Pero volviendo a la iconografía de San Miguel y el Dragón cuyas representaciones, a partir de determinados textos medievales como el de Santiago de la Vorágine, corren parejas con las de otros santos también relacionados en el legendario con seres monstruosos, en La Leyenda Dorada apenas se dedican unas palabras al hecho de que el arcángel San Miguel sea el vencedor del demonio en forma de Dragón y sin embargo Vorágine se explaya a la hora de definir la fiera a la que va a enfrentarse Santa Marta, por ejemplo.

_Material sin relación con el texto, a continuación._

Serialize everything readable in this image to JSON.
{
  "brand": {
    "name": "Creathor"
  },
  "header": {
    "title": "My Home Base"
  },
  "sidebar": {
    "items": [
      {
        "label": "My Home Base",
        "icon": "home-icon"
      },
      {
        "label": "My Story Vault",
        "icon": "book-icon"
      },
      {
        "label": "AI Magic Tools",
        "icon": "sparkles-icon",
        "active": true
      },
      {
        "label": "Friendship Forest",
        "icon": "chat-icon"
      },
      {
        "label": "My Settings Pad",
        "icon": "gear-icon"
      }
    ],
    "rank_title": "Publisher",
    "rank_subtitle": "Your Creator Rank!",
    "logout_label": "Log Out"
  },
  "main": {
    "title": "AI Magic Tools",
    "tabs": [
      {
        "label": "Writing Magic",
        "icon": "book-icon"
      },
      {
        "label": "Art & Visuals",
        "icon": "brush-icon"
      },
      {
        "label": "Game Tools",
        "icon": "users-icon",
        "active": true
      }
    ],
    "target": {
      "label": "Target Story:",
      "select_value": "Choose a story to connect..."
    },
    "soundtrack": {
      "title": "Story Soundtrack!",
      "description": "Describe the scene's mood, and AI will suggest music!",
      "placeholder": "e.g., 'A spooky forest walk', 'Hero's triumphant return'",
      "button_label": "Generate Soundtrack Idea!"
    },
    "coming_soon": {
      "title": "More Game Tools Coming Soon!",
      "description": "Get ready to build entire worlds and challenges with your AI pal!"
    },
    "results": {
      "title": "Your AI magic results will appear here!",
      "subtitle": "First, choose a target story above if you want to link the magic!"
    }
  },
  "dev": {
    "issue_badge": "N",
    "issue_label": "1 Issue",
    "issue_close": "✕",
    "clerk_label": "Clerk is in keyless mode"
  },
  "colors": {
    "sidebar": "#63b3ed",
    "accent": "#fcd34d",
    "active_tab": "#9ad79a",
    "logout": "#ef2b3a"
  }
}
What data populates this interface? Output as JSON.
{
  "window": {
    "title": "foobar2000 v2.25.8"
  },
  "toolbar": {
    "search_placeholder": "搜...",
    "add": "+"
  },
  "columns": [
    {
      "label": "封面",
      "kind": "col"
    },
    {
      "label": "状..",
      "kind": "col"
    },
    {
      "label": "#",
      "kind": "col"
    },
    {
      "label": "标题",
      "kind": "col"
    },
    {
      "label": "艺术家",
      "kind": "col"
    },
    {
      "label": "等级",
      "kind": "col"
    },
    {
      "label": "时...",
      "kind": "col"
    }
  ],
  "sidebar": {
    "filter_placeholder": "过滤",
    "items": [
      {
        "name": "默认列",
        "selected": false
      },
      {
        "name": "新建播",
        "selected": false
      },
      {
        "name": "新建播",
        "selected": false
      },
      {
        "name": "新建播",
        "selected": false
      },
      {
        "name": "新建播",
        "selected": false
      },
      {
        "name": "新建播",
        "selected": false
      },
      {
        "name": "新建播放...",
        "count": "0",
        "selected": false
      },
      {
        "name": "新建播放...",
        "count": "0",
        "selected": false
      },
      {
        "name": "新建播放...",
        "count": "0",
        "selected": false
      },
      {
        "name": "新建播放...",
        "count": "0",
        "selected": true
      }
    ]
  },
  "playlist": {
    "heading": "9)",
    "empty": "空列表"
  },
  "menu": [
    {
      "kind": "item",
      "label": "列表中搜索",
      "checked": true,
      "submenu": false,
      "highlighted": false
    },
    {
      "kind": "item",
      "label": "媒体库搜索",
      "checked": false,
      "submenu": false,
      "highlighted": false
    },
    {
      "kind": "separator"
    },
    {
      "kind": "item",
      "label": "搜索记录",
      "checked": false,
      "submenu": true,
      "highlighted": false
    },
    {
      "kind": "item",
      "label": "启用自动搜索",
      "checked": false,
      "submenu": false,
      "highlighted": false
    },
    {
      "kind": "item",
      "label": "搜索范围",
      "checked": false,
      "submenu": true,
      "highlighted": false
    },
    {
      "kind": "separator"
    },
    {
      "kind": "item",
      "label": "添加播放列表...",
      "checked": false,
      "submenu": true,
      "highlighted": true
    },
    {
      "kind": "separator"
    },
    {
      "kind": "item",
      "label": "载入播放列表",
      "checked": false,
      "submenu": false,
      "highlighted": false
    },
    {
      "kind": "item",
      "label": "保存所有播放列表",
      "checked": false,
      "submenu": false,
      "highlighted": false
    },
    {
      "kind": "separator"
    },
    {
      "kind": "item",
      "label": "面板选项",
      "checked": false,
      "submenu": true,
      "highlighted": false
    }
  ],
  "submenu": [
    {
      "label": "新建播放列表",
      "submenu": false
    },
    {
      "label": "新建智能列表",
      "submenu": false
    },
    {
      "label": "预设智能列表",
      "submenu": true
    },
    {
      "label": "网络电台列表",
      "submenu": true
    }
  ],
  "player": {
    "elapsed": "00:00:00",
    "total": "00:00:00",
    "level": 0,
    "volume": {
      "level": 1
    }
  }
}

Algo más impresionante, pero tampoco para tener que ser arrastrado después de morir por cuatro parejas de bueyes según cuenta la leyenda, es la imagen del dragón de San Jorge, pestífero y acuático animal al que las gentes de la comarca debían ofrecer a diario dos ovejas para calmar su voracidad y al que el rey se decide a sacrificar a su propia hija para saldar definitivamente esa relación de dependencia y miedo. La oportuna llegada del Santo da al traste con el cruento despropósito y permite que la doncella se salve, e incluso que sea capaz de conducir al dragón amansado sirviéndose de una simple cinta que ha anudado alrededor del pescuezo del terrible animal. Los paralelismos entre la figura de estos monstruos y el espíritu del mal, encarnado en quienes emprendían persecuciones contra los cristianos, se evidencian, así como la consecuente y definitiva victoria de la fe sobre los comportamientos heréticos.